To achieve all this with a SkyEye it seems I would need the SkyEye Acme version at £40 and the Maplin RF splitter too at £5 (a total cost of around £45). But as the existing RF transmission to the Sky box (which runs at Fast) almost never fails and as apparently the SkyEye or rather a Sky Digibox apparently only likes Medium transmission of the codes via RF2 I'm not altogether convinced its worth it now the Red Dot problem no longer exists.

Or do I not need the Acme version but only the SkyEye RF2T version if I use code 20008 as this also sends the Sky key via the RF leads perhaps? Or can the Sky key not actually be sent via the RF2 lead because RF2 output only works once the Sky box has come out of standby which needs an IR code Sky key sent?

Any light you can shed on the matter would be appreciated.

See www.skyeye.force9.co.uk/skyeye.htm for the SkyEye various options.


----------



## kitschcamp (May 18, 2001)

Pete77 said:


> But looking at the products the SkyEye chap sells it seems that his SkyEye RF2T and his SkyEye T-Link products send the channel number down the RF2 connection but that if you also want a Sky key sent before this when the recording starts (to bring the box out of standby) then you have to buy the Acme version at £39.99 which still sends the Sky key via the IR leads and IR dongle? So you are still dependent on the potentially dodgy IR leads and IR transmission.........


Only if it is essential to you that the Sky button is sent via the front IR port rather than the RF port.


----------



## Pete77 (Aug 1, 2006)

kitschcamp said:


> Only if it is essential to you that the Sky button is sent via the front IR port rather than the RF port.


And sending via the front IR port has something to do with the Widescreen switching mode or RGB mode working properly?

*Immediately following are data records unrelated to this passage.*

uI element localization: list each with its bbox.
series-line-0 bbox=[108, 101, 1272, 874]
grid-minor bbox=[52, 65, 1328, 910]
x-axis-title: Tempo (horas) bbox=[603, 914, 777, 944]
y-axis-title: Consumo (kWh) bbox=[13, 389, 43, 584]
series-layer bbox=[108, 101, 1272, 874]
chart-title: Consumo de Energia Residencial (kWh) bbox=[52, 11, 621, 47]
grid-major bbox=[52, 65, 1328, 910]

What down sides exactly are there to sending the Sky key via the RF2 connector on the Sky Digibox? Or is this just for people who don't know about the 20008 Tivo IR codes set?


----------



## Rob Nespor Bellis (Feb 17, 2001)

Yes, you are spot on Pete77. If you wake up the sky box over the rf2 rather than the IR it does not do widescreen switching and from memory also only composite out rather than RGB.

Rgds,

R.


----------



## Pete77 (Aug 1, 2006)

Rob Nespor Bellis said:


> Yes, you are spot on Pete77. If you wake up the sky box over the rf2 rather than the IR it does not do widescreen switching and from memory also only composite out rather than RGB.


Bang goes the idea of using Sky Eye then unless I want to splash out on the Acme version.

By the way Rob why do your 556 posts seem more like 5,000. It must be the weighty and technically profound content of the posts you usually make.


----------



## Rob Nespor Bellis (Feb 17, 2001)

My post count ( and that of a few others ) got reset during one of the board upgrades 

By the way the guy who does the Sky Eye stuff is a top bloke, even did me a custom acme version to overcome a problem with my sky box. Highly recommended.

Rgds,

R.


----------